You’ll enjoy Chickpea Pretzels even more knowing how much more nutritious they are than a traditional soft baked pretzel. Chickpea flour, the main ingredient in Chickpea Pretzels, is also known as garbanzo bean flour. It’s made from finely ground dried chickpeas and not only is it gluten-free, it’s rich in protein and fiber. One cup of chickpea flour contains 21 grams of protein. Compare this to only 13 grams of protein in one cup of all-purpose wheat flour. Even more impressive is the fiber content. Chickpea flour has more than 3 times the amount of fiber (10 grams versus 3 grams) than found in all-purpose flour.
Kids will love Chickpea Pretzels served with honey mustard but for a more gourmet snack experience try choosing an interesting flavor of mustard. There are so many wonderful varieties of specialty mustard on the market and almost all of them will work with Chickpea Pretzels so experiment to find one you like. Happy snacking!
- 1 egg
- 5 tablespoons water (approximately)
- 2 cups (240 grams) chickpea flour (also known as garbanzo bean flour)
- ½ teaspoon salt
- ½ teaspoon baking powder
- ¼ teaspoon pepper
- 3 tablespoons olive oil
- 2 teaspoons large flake/grain salt (sometimes called pretzel salt)
- ⅓ cup mustard
- Preheat the oven to 450 degrees.
- In a small bowl mix the egg with 1 tablespoon of water. Set aside 1 tablespoon of this mixture and add enough cold water to the remaining egg mixture to make ½ cup.
- In a medium mixing bowl whisk together the chickpea flour, salt, baking powder, and pepper. Add the olive oil and the ½ cup water/egg mixture and stir until a soft dough forms.
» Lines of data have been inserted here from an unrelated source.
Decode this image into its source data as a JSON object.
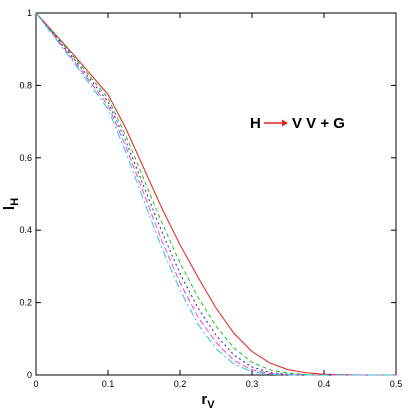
{
  "chart_data": {
    "type": "line",
    "title": "",
    "xlabel": "r",
    "xlabel_sub": "V",
    "ylabel": "l",
    "ylabel_sub": "H",
    "xlim": [
      0,
      0.5
    ],
    "ylim": [
      0,
      1
    ],
    "xticks": [
      "0",
      "0.1",
      "0.2",
      "0.3",
      "0.4",
      "0.5"
    ],
    "yticks": [
      "0",
      "0.2",
      "0.4",
      "0.6",
      "0.8",
      "1"
    ],
    "grid": false,
    "legend": "none",
    "annotation": {
      "left": "H",
      "right": "V V + G",
      "arrow_color": "#e02020"
    },
    "x": [
      0,
      0.05,
      0.1,
      0.125,
      0.15,
      0.175,
      0.2,
      0.225,
      0.25,
      0.275,
      0.3,
      0.325,
      0.35,
      0.375,
      0.4,
      0.45,
      0.5
    ],
    "series": [
      {
        "color": "#e02020",
        "dash": "solid",
        "values": [
          1.0,
          0.89,
          0.775,
          0.68,
          0.57,
          0.46,
          0.36,
          0.27,
          0.185,
          0.115,
          0.065,
          0.033,
          0.015,
          0.006,
          0.002,
          0.0,
          0.0
        ]
      },
      {
        "color": "#20c020",
        "dash": "4,3",
        "values": [
          1.0,
          0.885,
          0.765,
          0.66,
          0.54,
          0.42,
          0.31,
          0.215,
          0.135,
          0.075,
          0.035,
          0.014,
          0.005,
          0.001,
          0.0,
          0.0,
          0.0
        ]
      },
      {
        "color": "#2020c0",
        "dash": "2,3",
        "values": [
          1.0,
          0.88,
          0.755,
          0.645,
          0.52,
          0.395,
          0.28,
          0.185,
          0.11,
          0.055,
          0.022,
          0.007,
          0.002,
          0.0,
          0.0,
          0.0,
          0.0
        ]
      },
      {
        "color": "#ff40d0",
        "dash": "6,3",
        "values": [
          1.0,
          0.875,
          0.745,
          0.63,
          0.5,
          0.37,
          0.255,
          0.16,
          0.09,
          0.04,
          0.014,
          0.004,
          0.001,
          0.0,
          0.0,
          0.0,
          0.0
        ]
      },
      {
        "color": "#20c8d8",
        "dash": "8,3,2,3",
        "values": [
          1.0,
          0.87,
          0.735,
          0.615,
          0.48,
          0.35,
          0.235,
          0.14,
          0.073,
          0.03,
          0.009,
          0.002,
          0.0,
          0.0,
          0.0,
          0.0,
          0.0
        ]
      }
    ]
  }
}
- Divide the dough into 6 equal pieces (about 2 - 2½ ounces each). Roll each piece into a rope 14 - 15 inches long, shape into pretzels, and place on a parchment or silicone lined baking sheet.
- Brush the top of each pretzel with the tablespoon of reserved egg/water and then sprinkle with the large flake salt.
- Bake on the bottom rack of the oven for 15 minutes, until golden brown. Serve with mustard.